Blindarse en O Gatañal, donde tienen un calendario a priori favorable, será determinante.

– Sí. Es importante que podamos sacar los puntos en casa, pero también necesitamos rascar algo fuera, por si acaso no acertamos en todos los partidos. Podemos pinchar en algún encuentro, así que hay que puntuar a domicilio sí o sí.

“Decidiré si sigo cuando den las notas, en mayo”

– Con acciones como la de ese penalti, la idea de retirarse queda un poco más lejos, ¿no?

– Habla con mi mujer [risas]. Eso lo decidiré en mayo, cuando den las notas. Ahora mi hijo ya lo disfruta. El otro día le dije “Marco, papi no va a jugar el año que viene” y él me contestó “no, que yo me lo paso muy bien”. Además de gustarme la libertad que te da un trabajo como este, los horarios, poder quedar en casa si mi hijo está enfermo... Eso no lo tendría en ningún otro sitio.

– Al final lo que queda del duelo es un punto de oro.

– Sí, perdíamos de tres y empatamos. Hay que seguir sumando y con buenas sensaciones, porque todo el mundo aprieta. E ir a Torrelavega a rascar. A partir de ahora todo son finales.

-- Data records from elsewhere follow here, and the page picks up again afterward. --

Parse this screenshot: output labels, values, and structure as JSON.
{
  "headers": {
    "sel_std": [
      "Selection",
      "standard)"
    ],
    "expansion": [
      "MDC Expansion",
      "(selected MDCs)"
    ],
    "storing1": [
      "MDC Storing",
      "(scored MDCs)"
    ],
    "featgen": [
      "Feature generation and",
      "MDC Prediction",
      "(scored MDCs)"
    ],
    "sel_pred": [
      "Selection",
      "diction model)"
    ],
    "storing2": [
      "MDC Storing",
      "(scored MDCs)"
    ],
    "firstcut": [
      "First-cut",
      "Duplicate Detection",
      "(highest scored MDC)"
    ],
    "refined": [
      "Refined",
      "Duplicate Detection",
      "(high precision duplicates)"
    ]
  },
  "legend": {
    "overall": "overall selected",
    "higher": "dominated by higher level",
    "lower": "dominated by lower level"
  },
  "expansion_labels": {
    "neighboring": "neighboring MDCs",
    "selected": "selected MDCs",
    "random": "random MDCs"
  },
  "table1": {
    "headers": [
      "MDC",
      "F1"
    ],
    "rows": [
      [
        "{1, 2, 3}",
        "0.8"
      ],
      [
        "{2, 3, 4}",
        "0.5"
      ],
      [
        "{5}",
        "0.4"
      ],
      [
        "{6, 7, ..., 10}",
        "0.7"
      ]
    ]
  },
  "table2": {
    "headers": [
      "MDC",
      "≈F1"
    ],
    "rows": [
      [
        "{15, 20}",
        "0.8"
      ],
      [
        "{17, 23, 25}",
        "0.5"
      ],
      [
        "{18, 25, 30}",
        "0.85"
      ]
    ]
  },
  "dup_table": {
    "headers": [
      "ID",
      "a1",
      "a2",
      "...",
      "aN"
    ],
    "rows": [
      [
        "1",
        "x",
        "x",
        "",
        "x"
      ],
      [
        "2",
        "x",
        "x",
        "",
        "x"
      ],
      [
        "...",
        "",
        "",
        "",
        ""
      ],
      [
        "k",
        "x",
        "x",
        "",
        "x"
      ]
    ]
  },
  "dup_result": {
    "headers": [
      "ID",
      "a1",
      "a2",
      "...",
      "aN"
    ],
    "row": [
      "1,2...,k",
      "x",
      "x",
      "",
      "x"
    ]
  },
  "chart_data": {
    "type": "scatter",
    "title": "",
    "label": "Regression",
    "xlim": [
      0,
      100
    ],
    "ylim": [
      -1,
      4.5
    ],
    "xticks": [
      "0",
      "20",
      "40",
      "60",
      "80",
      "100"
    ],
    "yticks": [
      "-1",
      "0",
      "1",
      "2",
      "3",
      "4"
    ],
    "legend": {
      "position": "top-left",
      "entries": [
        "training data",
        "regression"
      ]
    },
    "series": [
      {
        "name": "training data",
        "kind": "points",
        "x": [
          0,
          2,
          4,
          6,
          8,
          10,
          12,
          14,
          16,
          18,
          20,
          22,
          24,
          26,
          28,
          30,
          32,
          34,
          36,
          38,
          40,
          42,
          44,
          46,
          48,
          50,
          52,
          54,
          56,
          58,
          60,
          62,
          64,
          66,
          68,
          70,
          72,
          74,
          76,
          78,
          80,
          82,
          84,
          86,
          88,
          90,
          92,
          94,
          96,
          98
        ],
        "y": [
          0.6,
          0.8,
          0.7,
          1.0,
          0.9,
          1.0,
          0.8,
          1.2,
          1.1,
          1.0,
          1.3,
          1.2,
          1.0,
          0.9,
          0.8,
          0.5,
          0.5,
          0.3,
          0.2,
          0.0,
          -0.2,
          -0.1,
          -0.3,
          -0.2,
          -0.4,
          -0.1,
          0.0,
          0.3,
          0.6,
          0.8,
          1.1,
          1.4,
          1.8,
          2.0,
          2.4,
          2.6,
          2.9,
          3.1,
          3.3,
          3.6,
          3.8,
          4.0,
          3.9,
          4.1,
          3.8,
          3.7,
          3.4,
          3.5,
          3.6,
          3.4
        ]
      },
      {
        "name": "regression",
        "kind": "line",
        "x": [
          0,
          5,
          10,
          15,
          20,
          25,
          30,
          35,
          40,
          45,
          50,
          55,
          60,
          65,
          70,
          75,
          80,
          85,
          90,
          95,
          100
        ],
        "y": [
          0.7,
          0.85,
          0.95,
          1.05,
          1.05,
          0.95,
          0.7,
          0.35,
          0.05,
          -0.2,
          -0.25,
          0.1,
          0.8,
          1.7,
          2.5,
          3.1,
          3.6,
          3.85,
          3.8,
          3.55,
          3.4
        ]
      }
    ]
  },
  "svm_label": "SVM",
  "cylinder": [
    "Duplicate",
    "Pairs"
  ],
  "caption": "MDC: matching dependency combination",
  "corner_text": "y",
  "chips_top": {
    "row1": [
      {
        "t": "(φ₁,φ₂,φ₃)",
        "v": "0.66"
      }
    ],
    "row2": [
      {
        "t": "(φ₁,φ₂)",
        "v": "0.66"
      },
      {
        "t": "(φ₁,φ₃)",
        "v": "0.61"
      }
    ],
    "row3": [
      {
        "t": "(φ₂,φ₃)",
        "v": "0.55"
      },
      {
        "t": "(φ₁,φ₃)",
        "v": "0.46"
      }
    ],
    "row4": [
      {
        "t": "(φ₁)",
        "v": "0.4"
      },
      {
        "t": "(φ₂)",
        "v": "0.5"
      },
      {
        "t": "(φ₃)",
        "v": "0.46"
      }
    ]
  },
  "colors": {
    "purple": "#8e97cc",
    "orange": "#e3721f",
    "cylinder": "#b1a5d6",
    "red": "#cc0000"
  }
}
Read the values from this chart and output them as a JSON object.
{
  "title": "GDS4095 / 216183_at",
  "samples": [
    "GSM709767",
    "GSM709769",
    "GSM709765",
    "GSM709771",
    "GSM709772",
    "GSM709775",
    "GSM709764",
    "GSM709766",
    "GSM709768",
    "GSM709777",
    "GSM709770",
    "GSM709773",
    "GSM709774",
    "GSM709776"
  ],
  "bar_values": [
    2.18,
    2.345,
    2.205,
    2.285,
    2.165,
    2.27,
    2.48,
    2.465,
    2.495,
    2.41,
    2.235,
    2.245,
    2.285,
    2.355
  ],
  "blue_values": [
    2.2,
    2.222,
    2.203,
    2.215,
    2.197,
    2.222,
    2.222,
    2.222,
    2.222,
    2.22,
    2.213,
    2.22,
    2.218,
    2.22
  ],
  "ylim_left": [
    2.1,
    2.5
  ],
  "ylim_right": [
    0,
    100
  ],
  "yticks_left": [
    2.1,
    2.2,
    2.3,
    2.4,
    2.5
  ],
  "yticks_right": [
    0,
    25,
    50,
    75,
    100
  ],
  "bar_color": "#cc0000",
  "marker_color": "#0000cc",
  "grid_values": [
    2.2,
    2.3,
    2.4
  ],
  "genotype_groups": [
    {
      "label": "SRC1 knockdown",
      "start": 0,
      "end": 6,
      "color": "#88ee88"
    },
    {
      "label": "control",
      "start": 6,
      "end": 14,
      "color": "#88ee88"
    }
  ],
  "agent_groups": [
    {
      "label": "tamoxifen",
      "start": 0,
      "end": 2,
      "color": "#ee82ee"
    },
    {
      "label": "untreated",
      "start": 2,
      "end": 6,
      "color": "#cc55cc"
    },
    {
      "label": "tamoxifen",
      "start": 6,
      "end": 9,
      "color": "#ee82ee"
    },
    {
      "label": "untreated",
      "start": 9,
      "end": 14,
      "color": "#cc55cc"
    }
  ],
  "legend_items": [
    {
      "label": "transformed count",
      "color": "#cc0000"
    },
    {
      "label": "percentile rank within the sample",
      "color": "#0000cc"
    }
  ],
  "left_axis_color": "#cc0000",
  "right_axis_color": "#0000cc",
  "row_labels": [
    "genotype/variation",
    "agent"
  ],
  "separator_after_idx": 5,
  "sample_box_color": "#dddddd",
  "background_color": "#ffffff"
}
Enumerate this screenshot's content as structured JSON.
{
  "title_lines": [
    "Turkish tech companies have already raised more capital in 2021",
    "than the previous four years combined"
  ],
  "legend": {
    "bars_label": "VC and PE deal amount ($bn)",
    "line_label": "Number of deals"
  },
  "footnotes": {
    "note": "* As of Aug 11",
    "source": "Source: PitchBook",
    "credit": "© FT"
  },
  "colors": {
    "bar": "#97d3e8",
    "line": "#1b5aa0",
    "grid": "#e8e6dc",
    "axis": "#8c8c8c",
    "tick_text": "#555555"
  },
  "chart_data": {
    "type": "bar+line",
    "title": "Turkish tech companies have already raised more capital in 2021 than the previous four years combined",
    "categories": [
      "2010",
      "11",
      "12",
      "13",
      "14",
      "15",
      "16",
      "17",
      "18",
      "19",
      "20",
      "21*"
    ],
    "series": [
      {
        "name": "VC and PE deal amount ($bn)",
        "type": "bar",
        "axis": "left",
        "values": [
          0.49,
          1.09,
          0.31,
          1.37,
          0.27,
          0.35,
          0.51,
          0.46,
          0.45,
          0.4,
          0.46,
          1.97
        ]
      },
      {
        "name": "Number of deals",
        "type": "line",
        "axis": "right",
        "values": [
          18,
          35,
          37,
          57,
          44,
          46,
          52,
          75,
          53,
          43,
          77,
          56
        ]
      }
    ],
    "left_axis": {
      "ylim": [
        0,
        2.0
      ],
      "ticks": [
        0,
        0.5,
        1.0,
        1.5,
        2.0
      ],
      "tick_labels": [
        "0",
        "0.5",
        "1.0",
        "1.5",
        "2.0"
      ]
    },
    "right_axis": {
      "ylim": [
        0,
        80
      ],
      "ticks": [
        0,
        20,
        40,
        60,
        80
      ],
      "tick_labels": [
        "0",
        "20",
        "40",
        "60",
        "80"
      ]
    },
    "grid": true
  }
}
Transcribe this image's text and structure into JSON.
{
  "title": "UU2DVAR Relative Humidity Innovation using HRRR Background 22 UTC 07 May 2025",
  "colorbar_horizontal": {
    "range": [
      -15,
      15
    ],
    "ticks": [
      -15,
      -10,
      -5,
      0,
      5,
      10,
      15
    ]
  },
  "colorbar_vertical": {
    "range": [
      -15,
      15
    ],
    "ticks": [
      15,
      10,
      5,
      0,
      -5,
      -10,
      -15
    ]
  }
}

Una acción del choque entre el Frigoríficos y el Benidorm del sábado.

Una acción del choque entre el Frigoríficos y el Benidorm del sábado. / SANTOS ALVAREZ

– Visitan a uno de los equipos revelación de la temporada, al que no le han ganado en Asobal, aunque todos sus partidos han sido muy igualados.

– Menos ante el Barcelona en el resto de jornadas si tú compites vas a estar en partido. Ellos están muy bien este año, le ficharon el central al Bidasoa [Adrián Fernández] y se les lesiona Jaime Gallego y se traen a Popovic de Francia. Los presupuestos mandan y por dinero ellos tienen que estar arriba. A los que llevamos años en esto no pueden decirnos que solo pelean por salvarse, porque esa plantilla no es solo para la permanencia.

– En defensa han dado un paso adelante en la segunda vuelta, curiosamente sin sus dos principales especialistas, Santi López y Alberto Martín.

– Sí, ha habido gente que ha dado un paso adelante, o dos, y tiene que seguir siendo así. Aquí no podemos estar pendientes de si se lesiona alguien. O Gatañal tiene que multiplicarse por tres y nosotros por cuatro.